Datasets for Conversational AI

This project allows users to load multiple datasets useful for research in conversational AI, spoken dialogue systems, and linguistics. It leverages the transformers dataset infrastructure to download and provide efficient access to variations of the same datasets - maintaining a single copy of the raw data and using minimal disk space to store dataset variations.

Project Dates: 8/21/22 - 8/21/23

Date Published: 6/23/24

Overview

I started this project to develop data pipelines that enable users to load multiple datasets useful for research in conversational AI, spoken dialogue systems, and linguistics. The primary contributions include:

  • Leveraging the transformers dataset infrastructure to download and provide efficient access to variations of the same datasets.
  • Maintaining a single copy of the raw data while using minimal disk space to store dataset variations.
  • Providing access to a features package that can extract commonly required features from these datasets, such as voice activity.

This was inspired by Erik’s datasets turn-taking project.

About

The data pipelines project allows users to load multiple datasets useful for research in conversational AI, spoken dialogue systems, and linguistics. It leverages the transformers dataset infrastructure to download and provide efficient access to variations of the same datasets, maintaining a single copy of the raw data and using minimal disk space to store dataset variations. Additionally, it provides access to a features package that can be used to extract commonly required features from these datasets (e.g., voice activity).

The goal is to abstract the process of loading datasets that are useful for conversation research and allow researchers to focus on model development. It is unique because it provides access to tools and variations of datasets that might not be publicly available.

Datasets and Variants

Dataset Name Variant Description
Callfriend default Provides access to text features per conversation.
audio Provides access to raw audio per conversation.
Callhome default Contains text features of telephone conversations.
audio Contains raw audio of telephone conversations.
Fisher default Includes time-aligned transcripts of conversations.
audio Includes audio paths of conversations.
Maptask default Provides access to dialogue transcripts.
audio Provides access to audio recordings of dialogues.
Switchboard isip-aligned Contains ISIP-aligned transcripts of conversations.
swda Contains SWDA-aligned transcripts of conversations.
ldc-audio Contains raw audio of conversations.

Features Package

The goal of this project is to be able to easily download and parse commonly used datasets in Conversational AI research. The load_dataset method described in previous methods provides access to common features for each dataset. However, depending on the application, there may be a need to extract additional features. For example, audio feature sets (such as GeMAPS) may be required - or voice activity from the transcripts may be required.

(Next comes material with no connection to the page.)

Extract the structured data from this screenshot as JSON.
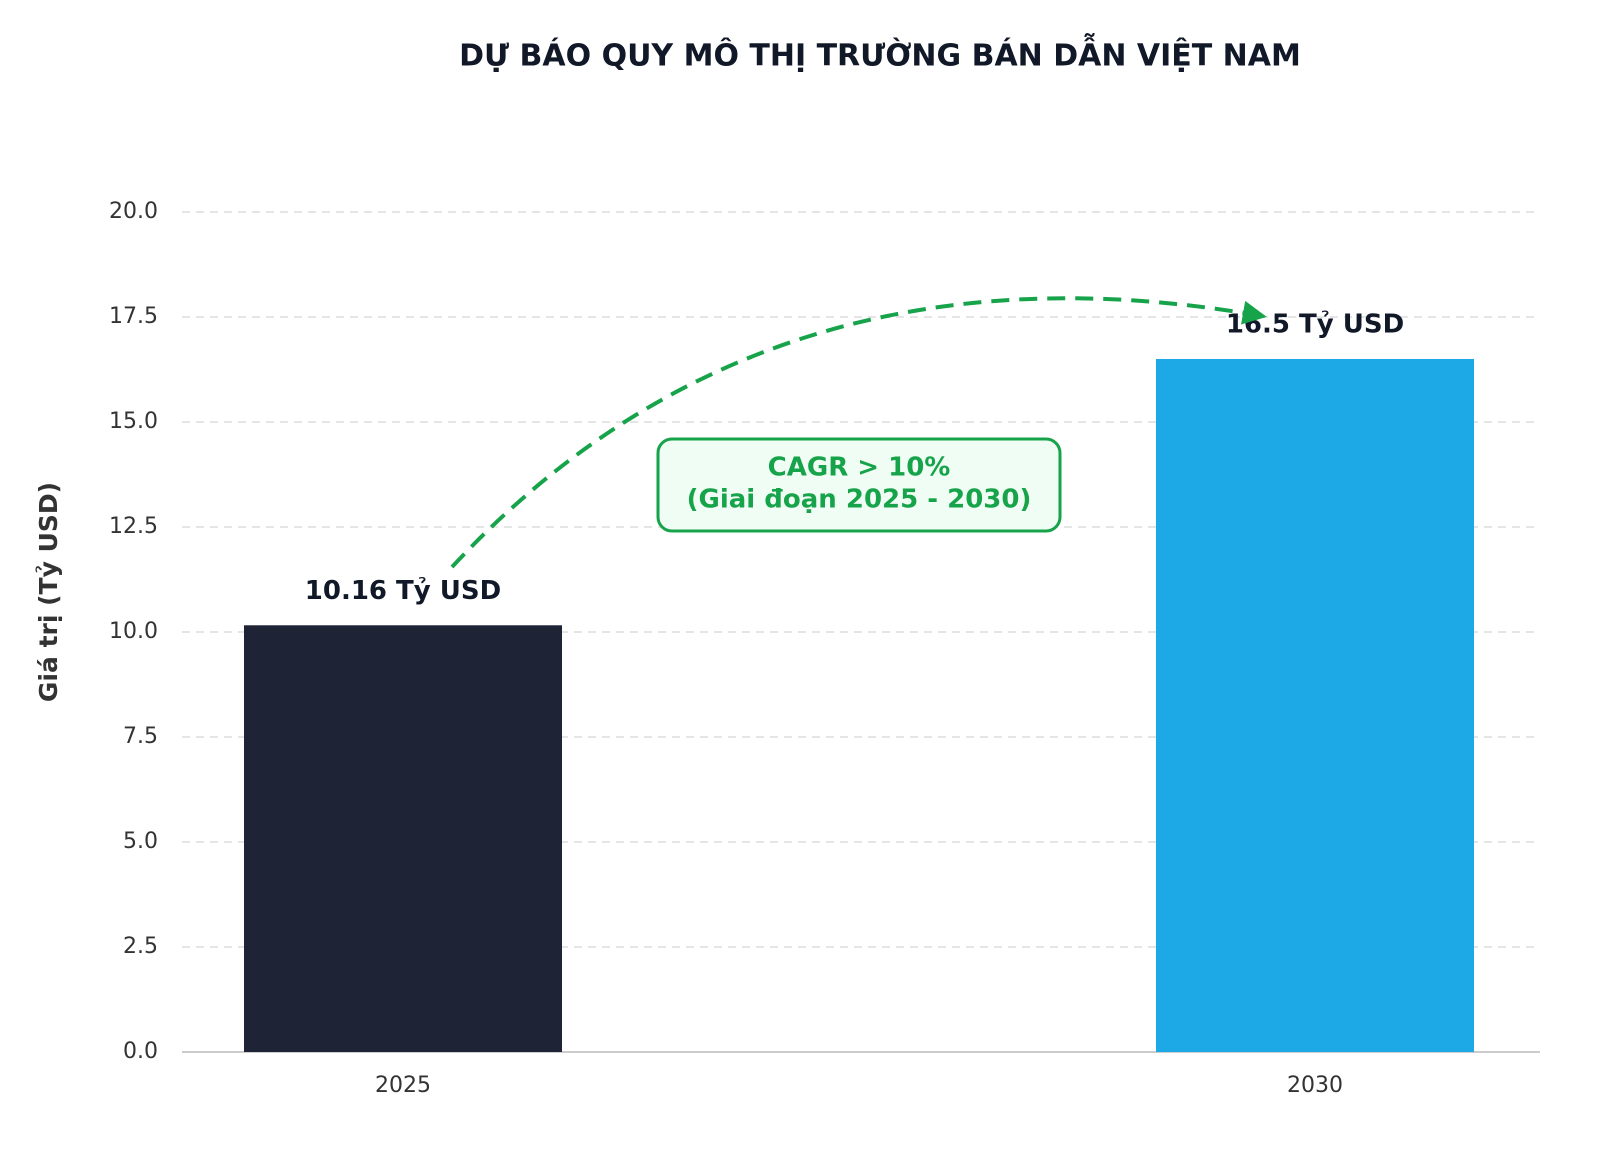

The Features package provides access to methods that may be used for these purposes. Some key features include:

  • Audio Feature Extraction: Methods to extract audio features such as GeMAPS using tools like OpenSmile.
  • Voice Activity Detection: Algorithms to detect and segment voice activity within audio recordings.
  • Text Features: Extraction of linguistic features from transcripts, such as part-of-speech tagging and syntactic parsing.

The goal is to map these methods onto the dataset and save the results for efficient access later, enabling researchers to focus on their core research without worrying about the preprocessing steps.

NOTE: Further documentation is forthcoming.